でかいイノシシみたいな野郎が、こっち目がけて突っ込んでくるのだ。

私はひとりで戦う。

突き飛ばされる。

腹が立つ。

こいつ絶対ブッ殺す。

その繰り返しで私のイライラはどんどん膨れ上がっていく。

以前はこの手のイライラならタバコで簡単に解消できたのだが、今はそれに変るものはひとつだ。

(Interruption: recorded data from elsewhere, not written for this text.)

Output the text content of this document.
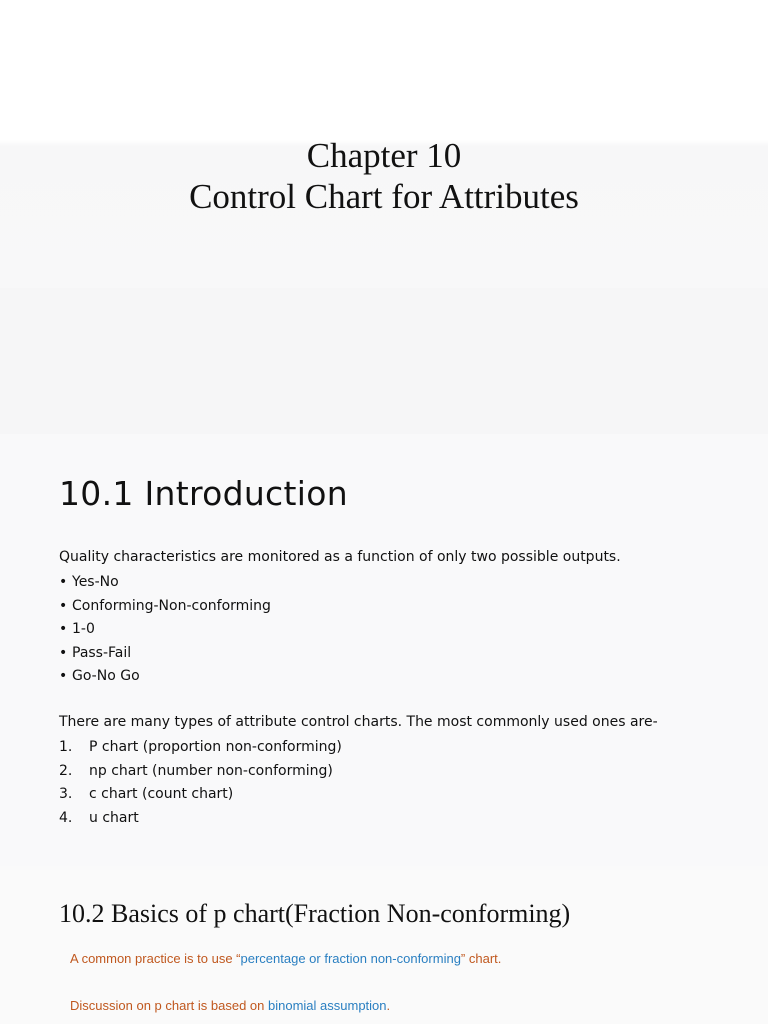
Chapter 10
Control Chart for Attributes
10.1 Introduction
Quality characteristics are monitored as a function of only two possible outputs.
• Yes-No
• Conforming-Non-conforming
• 1-0
• Pass-Fail
• Go-No Go
There are many types of attribute control charts. The most commonly used ones are-
1. P chart (proportion non-conforming)
2. np chart (number non-conforming)
3. c chart (count chart)
4. u chart
10.2 Basics of p chart(Fraction Non-conforming)
A common practice is to use “percentage or fraction non-conforming” chart.
Discussion on p chart is based on binomial assumption.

平日飲まない、と変な誓いを立てた自分にまた腹が立ったが、飲んでしまえば全て丸く収まるように感じた。

しかしそれを私が言い出してはいけない。

そんな自分にまた腹が立ってしまうからだ。

ダンナは残業で11時半に帰ってきたが、それを迎えたのは仏頂面の妻である。

私は、自分のイライラがダンナに伝わっている事を感じたが、コラ・・・言うな、絶対言ってくれるなよ。

怒っている人間に「怒ってる?」は禁句なのだ。

イライラしている人間に「イライラしてるの?」ももちろん厳禁である。

ダンナはそれを言わなかった代わりに、風呂から出て「・・・じゃ、飲みますか。」とだけ言った。

これで私の気は済んだ。

飲もう飲もうと言って、イノシシ野郎の強さを怒涛のように喋り続けた。

フー。

で、寝たのは3時、起きたのは5時である。

そうなると二度寝となり、今日も時間がなくてイライラし始めていた。

しかし「今日も飲むか」というメールがダンナから届いたので、今日はイノシシ野郎とももうちょっと暖かい気持ちで戦えそうな予感である。